Torracinta, l’inoubliable

Publié le 31 mai 2024
C’était l’an passé. Troublé par certains blocages de l’information dans les grands médias, j’eus l’envie d’en parler à celui qui, à la télévision, fut mon maître, ma référence exemplaire. Retraité depuis si longtemps, Claude Torracinta me reçut, dans sa campagne genevoise, certes atteint dans sa santé, mais avec un sourire plus large qu’autrefois, l’œil vif, fidèle à lui-même, à l’écoute. Resté journaliste au fond malgré une carrière trop tôt écourtée.

Pourquoi mon maître? Parce que le fondateur de l’émission Temps présent fut en Suisse romande le journaliste le plus marquant de la deuxième moitié du XXème siècle. Mais surtout parce que je crois bien n’avoir jamais rencontré, dans ce métier, un homme aussi attentif au monde, proche ou lointain, aussi libre d’esprit, jamais porté vers les sujets à la mode, soucieux de ce qui importe vraiment dans la vie d’ici et d’ailleurs.

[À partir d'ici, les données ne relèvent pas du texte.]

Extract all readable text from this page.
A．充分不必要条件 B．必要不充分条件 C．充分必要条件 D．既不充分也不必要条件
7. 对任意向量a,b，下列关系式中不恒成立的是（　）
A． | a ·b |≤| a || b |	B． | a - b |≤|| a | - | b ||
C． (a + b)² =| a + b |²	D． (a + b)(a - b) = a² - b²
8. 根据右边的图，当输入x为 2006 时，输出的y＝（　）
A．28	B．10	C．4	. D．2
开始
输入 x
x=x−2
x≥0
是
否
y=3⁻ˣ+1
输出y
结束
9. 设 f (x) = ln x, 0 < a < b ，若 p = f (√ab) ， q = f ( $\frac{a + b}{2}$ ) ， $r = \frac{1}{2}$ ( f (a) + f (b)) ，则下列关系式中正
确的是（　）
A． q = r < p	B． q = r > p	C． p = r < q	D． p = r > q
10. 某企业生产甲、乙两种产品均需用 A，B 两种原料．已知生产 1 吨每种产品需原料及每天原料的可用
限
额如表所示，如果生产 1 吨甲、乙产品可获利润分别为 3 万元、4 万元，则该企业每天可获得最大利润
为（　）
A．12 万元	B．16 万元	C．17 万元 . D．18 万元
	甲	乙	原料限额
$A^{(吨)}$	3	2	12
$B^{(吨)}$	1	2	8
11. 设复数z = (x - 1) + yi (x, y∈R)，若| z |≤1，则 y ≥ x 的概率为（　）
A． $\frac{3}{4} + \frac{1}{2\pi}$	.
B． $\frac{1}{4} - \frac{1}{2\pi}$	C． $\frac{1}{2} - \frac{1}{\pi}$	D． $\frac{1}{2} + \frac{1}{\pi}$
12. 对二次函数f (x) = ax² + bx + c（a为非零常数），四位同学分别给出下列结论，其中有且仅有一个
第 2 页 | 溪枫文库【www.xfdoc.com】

Lorsqu’il s’intéressa, avec le grand Jean-Pierre Goretta notamment, à l’homosexualité, à l’époque on n’en parlait quasiment pas. Lorsqu’il nous poussait à évoquer la condition sociale des vendeuses de grands magasins, il touchait à un pan alors largement ignoré de la société. Cela sans préjugés idéologiques. Ainsi, en 1973, je réalisai un reportage au Chili pour Temps présent, avec Jean-Jacques Lagrange, dans les derniers mois de la présidence de Salvador Allende. Nous avions donné largement la parole aux mécontents, à la droite qui manifestait sur tous les tons contre le pouvoir socialo-communiste chancelant. Ce que la gauche d’ici nous reprocha. Mais nous avions fait comprendre ce qui se préparait, le putsch de Pinochet, une ère de dictature.

Les autres émissions animées par Torracinta, comme Table ouverte ou Destins, témoignaient du même souci: donner la parole à tous, aux voix souvent les plus inattendues, les plus dérangeantes, sulfureuses parfois. Les plus belles aussi. Il poussa plus loin que personne dans cette maison l’exigence du débat. La prise en compte de toutes les questions du public. Rappel utile aujourd’hui?

Le regard large et libre. Ce devrait être la consigne du journalisme. A l’évidence c’est moins le cas. A cause des réseaux sociaux et de la multiplication des chaînes? Réponse trop facile. A cause de la pression économique? A voir. A l’époque de Torracinta, la télévision ne nageait pas dans l’argent. Les rédactions étaient peu nombreuses. Mais la tour ne s’embarrassait pas de sureffectifs administratifs comme aujourd’hui.

Nostalgie? Non pas. Appel plutôt à se souvenir des qualités de cette figure inoubliable. L’émission Temps présent poursuit sa route de six décennies. Avec une grande attention pour le «sociétal», malheureusement moins encline à envoyer ses équipes à travers le monde, alors que ses turbulences nous affectent. Continuez! Et puissent tous les brasseurs d’informations s’inspirer de ce passé glorieux.

Je dois tant à Claude Torracinta. Merci, patron, merci confrère. Et que son épouse et sa famille trouvent ici l’expression émue de ma sympathie.